Another jogger passed her and she picked up her pace, breathing in the salt air with each step, expelling it with the next. As she ran, she studied her new surroundings, scanning from the hotels down across the dunes and palm trees, over the boardwalk, past the walkers and joggers that now dotted the beach, and then out to the Atlantic. A truly funky lifeguard stand shaped like a 1930s version of a rocket ship painted flamingo pink and canary yellow rose out of the sand in front of her. Nicole slowed for a more thorough look.
“It’s something, isn’t it?” The deep voice startled her and she stumbled as she recognized it. “There’s a long string of them stretching up the beach.” A strong hand reached out to steady her and she turned to see Special Agent Joe Giraldi falling into step beside her just as he’d done on Pass-a-Grille beach when he was trying to use her to hunt down her brother. As he’d done then, he’d removed his T-shirt and tucked it into the waist of his running shorts. Which made it hard to ignore the broad shoulders and lightly muscled chest that triangled to narrow hips. Nicole looked up to his face, noting the strong nose and chin. The thick black hair. The fine brown eyes that missed nothing and gave away even less were hidden behind the Maui Jim’s.
“Aren’t you a little out of your jurisdiction?” she asked.
“Actually, no.” His lips curved into a smile. He was breathing easily and, unlike Nikki, seemed to be expending very little effort. “I’m attached to the Miami Bureau now.”
“So you’re not here to follow or harass me?” she asked.
“I don’t recall ever intentionally ‘harassing’ you,” he said. “I believe I was actually doing my job.
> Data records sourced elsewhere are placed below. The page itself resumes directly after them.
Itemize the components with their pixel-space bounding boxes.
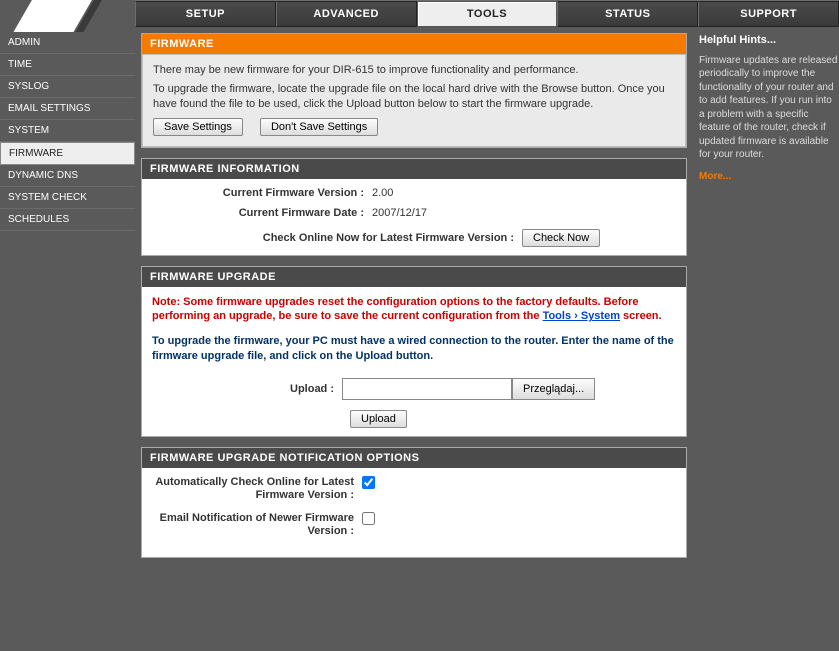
tab-support[interactable]: SUPPORT <box>698 1 839 27</box>
current-version-value: 2.00 <box>372 187 676 199</box>
logo-area <box>0 0 135 27</box>
current-date-label: Current Firmware Date : <box>152 207 372 219</box>
firmware-desc-1: There may be new firmware for your DIR-6… <box>153 63 675 78</box>
email-notify-label: Email Notification of Newer Firmware Ver… <box>152 512 362 538</box>
save-settings-button[interactable]: Save Settings <box>153 118 243 136</box>
tools-system-link[interactable]: Tools › System <box>543 310 620 322</box>
firmware-info-title: FIRMWARE INFORMATION <box>142 159 686 179</box>
auto-check-checkbox[interactable] <box>362 476 375 489</box>
sidebar-item-dynamic-dns[interactable]: DYNAMIC DNS <box>0 165 135 187</box>
upload-button[interactable]: Upload <box>350 410 407 428</box>
tab-advanced[interactable]: ADVANCED <box>276 1 417 27</box>
hints-more-link[interactable]: More... <box>699 170 731 184</box>
check-now-button[interactable]: Check Now <box>522 229 600 247</box>
tab-tools[interactable]: TOOLS <box>417 1 558 27</box>
tab-status[interactable]: STATUS <box>557 1 698 27</box>
firmware-upgrade-panel: FIRMWARE UPGRADE Note: Some firmware upg… <box>141 266 687 437</box>
upgrade-note: Note: Some firmware upgrades reset the c… <box>152 295 676 325</box>
current-date-value: 2007/12/17 <box>372 207 676 219</box>
sidebar-item-admin[interactable]: ADMIN <box>0 32 135 54</box>
upload-file-input[interactable] <box>342 378 512 400</box>
sidebar-item-firmware[interactable]: FIRMWARE <box>0 142 135 165</box>
top-nav: SETUP ADVANCED TOOLS STATUS SUPPORT <box>0 0 839 27</box>
sidebar-item-time[interactable]: TIME <box>0 54 135 76</box>
hints-title: Helpful Hints... <box>699 33 839 48</box>
sidebar-item-system-check[interactable]: SYSTEM CHECK <box>0 187 135 209</box>
notification-options-title: FIRMWARE UPGRADE NOTIFICATION OPTIONS <box>142 448 686 468</box>
sidebar-item-email-settings[interactable]: EMAIL SETTINGS <box>0 98 135 120</box>
dont-save-settings-button[interactable]: Don't Save Settings <box>260 118 378 136</box>
upgrade-instructions: To upgrade the firmware, your PC must ha… <box>152 334 676 364</box>
sidebar: ADMIN TIME SYSLOG EMAIL SETTINGS SYSTEM … <box>0 27 135 651</box>
firmware-panel: FIRMWARE There may be new firmware for y… <box>141 33 687 148</box>
helpful-hints: Helpful Hints... Firmware updates are re… <box>693 27 839 651</box>
browse-button[interactable]: Przeglądaj... <box>512 378 595 400</box>
sidebar-item-schedules[interactable]: SCHEDULES <box>0 209 135 231</box>
check-online-label: Check Online Now for Latest Firmware Ver… <box>152 232 522 244</box>
sidebar-item-system[interactable]: SYSTEM <box>0 120 135 142</box>
firmware-desc-2: To upgrade the firmware, locate the upgr… <box>153 82 675 112</box>
upload-label: Upload : <box>152 383 342 395</box>
firmware-info-panel: FIRMWARE INFORMATION Current Firmware Ve… <box>141 158 687 256</box>
auto-check-label: Automatically Check Online for Latest Fi… <box>152 476 362 502</box>
main-content: FIRMWARE There may be new firmware for y… <box>135 27 693 651</box>
notification-options-panel: FIRMWARE UPGRADE NOTIFICATION OPTIONS Au… <box>141 447 687 558</box>
firmware-upgrade-title: FIRMWARE UPGRADE <box>142 267 686 287</box>
email-notify-checkbox[interactable] <box>362 512 375 525</box>
current-version-label: Current Firmware Version : <box>152 187 372 199</box>
sidebar-item-syslog[interactable]: SYSLOG <box>0 76 135 98</box>
tab-setup[interactable]: SETUP <box>135 1 276 27</box>
firmware-panel-title: FIRMWARE <box>142 34 686 54</box>
hints-body: Firmware updates are released periodical… <box>699 54 839 162</box>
Following every lead in the pursuit of a fleeing felon.”
“Well, you caught your felon,” she observed.
“You caught my felon,” he corrected quietly.
She frowned at the truth of it, not wanting to remember. It wasn’t even eight o’clock in the morning an
d the day was already heading downhill.
Nikki turned her eyes forward and tried to ignore him. Women stilled as they passed, practically going on point like hunting dogs, their hungry eyes aimed at Giraldi. A woman whose chest had settled somewhere around her waist stopped to watch him pass. So did an octogenarian with a Geiger counter.
“I hear you’re doing another house here,” Giraldi said. “That you all ended up with a television series.”
“There’s just a pilot right now. We’re shooting a series of programs here that are slated to run next spring.” Nikki kept her eyes averted. “What did they do, put out an FBI bulletin?”
“Nope,” he replied. “People magazine. ‘Ponzi Victims Become TV Stars.’ I read it in line at the grocery store.”
“I hope you bought that copy,” she said primly. “Stealing is a slippery slope. One minute you’re speed-reading a magazine article in the checkout line, the next you’re—”
“—stealing three hundred million dollars and bankrupting the sister who raised you?” he finished.
That took care of the smile. “You know, sometimes I go a whole five minutes without thinking about that,” she said. Without discussion, she turned and headed back the way she’d come, hoping he’d continue on his way. But the man was used to tailing people and didn’t miss a step.
“So, what are you doing here, Agent Giraldi?” she finally asked. “I only have one felon in the family and he’s already in jail.” The sand wasn’t hard-packed enough to run easily on and she was starting to feel winded, though she tried not to show it. She did, however, make a mental note to try the boardwalk next time. “I thought I was no longer a ‘person of interest’ to the FBI.”
Two young women strolled by, long-limbed and gorgeous. Both of them were practically topless and perked right up, which was saying quite a lot, at the sight of Giraldi.